Cara Praktis Mengidentifikasi / Menemukan Unsur - Unsur Cerita dan Latihan Mengidentifikasi / Menemukan Unsur-Unsur Cerita - Teman-teman tentu pernah menerima kiprah dari bapak / ibu guru disuruh untuk mencari atau mengidentifikasi Cara Praktis Mengidentifikasi / Menemukan Unsur - Unsur Cerita dan Latihan Mengidentifikasi / Menemukan Unsur-Unsur Cerita.



Cara Praktis Mengidentifikasi / Menemukan Unsur - Unsur Cerita dan Latihan Mengidentifikasi / Menemukan Unsur-Unsur Cerita



Cara Praktis Mengidentifikasi / Menemukan Unsur-Unsur Cerita

Pada dikala kau mendengarkan dongeng atau pembacaan cerita, dapatkah kau memahami unsur-unsurnya? Apa saja unsur-unsur dalam sebuah cerita? Unsur-unsur dongeng sanggup diidentifikasi melalui dua unsur, yaitu intrinsik dan ekstrinsik.

1. Unsur-Unsur Cerita


Untuk memahami isi dongeng yang didengar, kau harus memerhatikan unsur-unsur pembangun dongeng tersebut. Unsur-unsur tersebut mencakup sebagai berikut.

a. Unsur intrinsik, yaitu unsur pembangun dongeng yang berasal dari dalam dongeng itu sendiri. Unsur ini mencakup sebagai berikut.

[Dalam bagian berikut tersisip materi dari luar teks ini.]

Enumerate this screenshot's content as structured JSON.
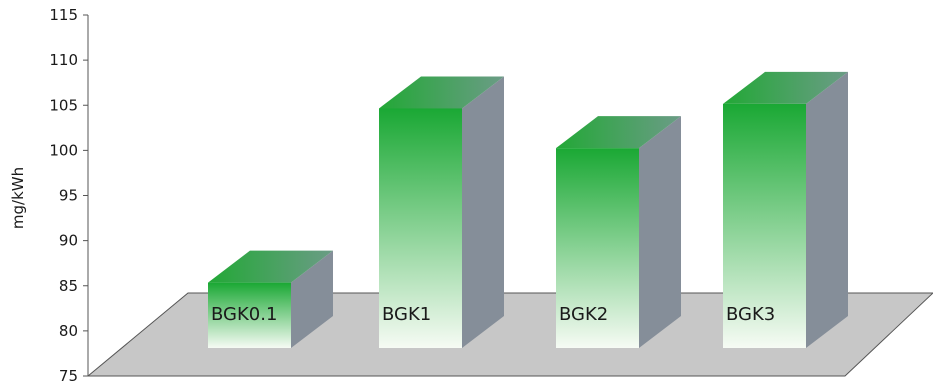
{
  "chart_data": {
    "type": "bar",
    "categories": [
      "BGK0.1",
      "BGK1",
      "BGK2",
      "BGK3"
    ],
    "values": [
      85.9,
      105.2,
      100.8,
      105.7
    ],
    "ylabel": "mg/kWh",
    "ylim": [
      75,
      115
    ],
    "yticks": [
      75,
      80,
      85,
      90,
      95,
      100,
      105,
      110,
      115
    ],
    "grid": false,
    "colors": {
      "bar_front_top": "#1aa834",
      "bar_front_bottom": "#f6fbf4",
      "bar_side": "#858e99",
      "bar_top": "#3ea04a",
      "floor": "#c7c7c7"
    }
  }
}
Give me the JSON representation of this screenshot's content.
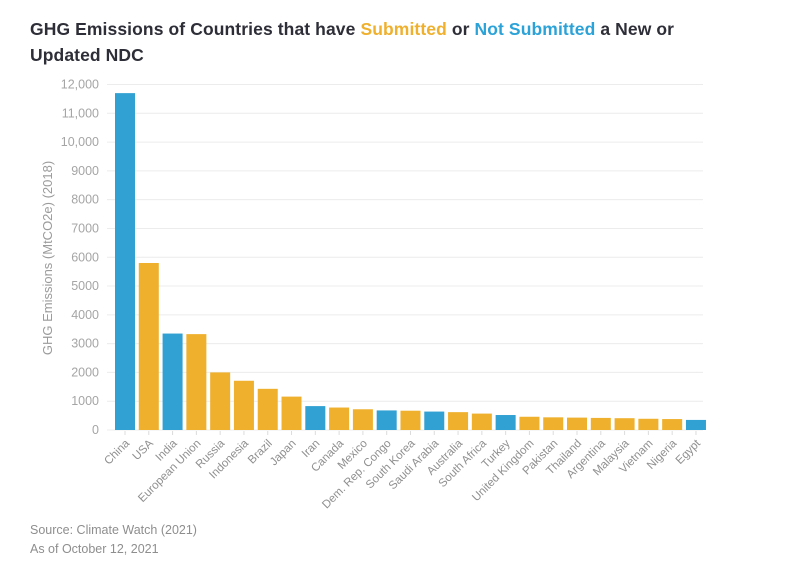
{
  "title": {
    "part1": "GHG Emissions of Countries that have ",
    "submitted_word": "Submitted",
    "middle": " or ",
    "not_submitted_word": "Not Submitted",
    "part2_line1": " a New or",
    "part2_line2": "Updated NDC"
  },
  "source": {
    "line1": "Source: Climate Watch (2021)",
    "line2": "As of October 12, 2021"
  },
  "colors": {
    "submitted": "#EFB02D",
    "not_submitted": "#31A0D2",
    "title_text": "#2E2E38",
    "axis_tick_text": "#A5A5A5",
    "x_label_text": "#8F8F8F",
    "y_axis_title_text": "#9B9B9B",
    "gridline": "#ECECEC",
    "tick_mark": "#DCDCDC"
  },
  "chart_data": {
    "type": "bar",
    "title": "GHG Emissions of Countries that have Submitted or Not Submitted a New or Updated NDC",
    "xlabel": "",
    "ylabel": "GHG Emissions (MtCO2e) (2018)",
    "ylim": [
      0,
      12000
    ],
    "grid": true,
    "legend_position": "none (series meaning shown by colored words in title)",
    "ytick_values": [
      0,
      1000,
      2000,
      3000,
      4000,
      5000,
      6000,
      7000,
      8000,
      9000,
      10000,
      11000,
      12000
    ],
    "ytick_labels": [
      "0",
      "1000",
      "2000",
      "3000",
      "4000",
      "5000",
      "6000",
      "7000",
      "8000",
      "9000",
      "10,000",
      "11,000",
      "12,000"
    ],
    "categories": [
      "China",
      "USA",
      "India",
      "European Union",
      "Russia",
      "Indonesia",
      "Brazil",
      "Japan",
      "Iran",
      "Canada",
      "Mexico",
      "Dem. Rep. Congo",
      "South Korea",
      "Saudi Arabia",
      "Australia",
      "South Africa",
      "Turkey",
      "United Kingdom",
      "Pakistan",
      "Thailand",
      "Argentina",
      "Malaysia",
      "Vietnam",
      "Nigeria",
      "Egypt"
    ],
    "values": [
      11700,
      5800,
      3350,
      3330,
      2000,
      1710,
      1430,
      1160,
      830,
      780,
      720,
      680,
      670,
      640,
      620,
      570,
      520,
      460,
      440,
      430,
      420,
      410,
      390,
      380,
      350
    ],
    "status": [
      "not_submitted",
      "submitted",
      "not_submitted",
      "submitted",
      "submitted",
      "submitted",
      "submitted",
      "submitted",
      "not_submitted",
      "submitted",
      "submitted",
      "not_submitted",
      "submitted",
      "not_submitted",
      "submitted",
      "submitted",
      "not_submitted",
      "submitted",
      "submitted",
      "submitted",
      "submitted",
      "submitted",
      "submitted",
      "submitted",
      "not_submitted"
    ]
  }
}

1) Tema, artinya gagasan pokok cerita. Tema yang diangkat dalam dongeng antara lain kehidupan bermasyarakat, ketuhanan, kasih sayang, keagamaan, adat, budaya, dan sebagainya.

2) Penokohan, yaitu tokoh dan huruf tokoh-tokoh cerita. Jenis tokoh antara lain protagonis (berwatak baik), antagonis (berwatak jahat), dan tritagonis (penengah).

3) Amanat, pesan yang disampaikan pengarang kepada pendengar lewat cerita.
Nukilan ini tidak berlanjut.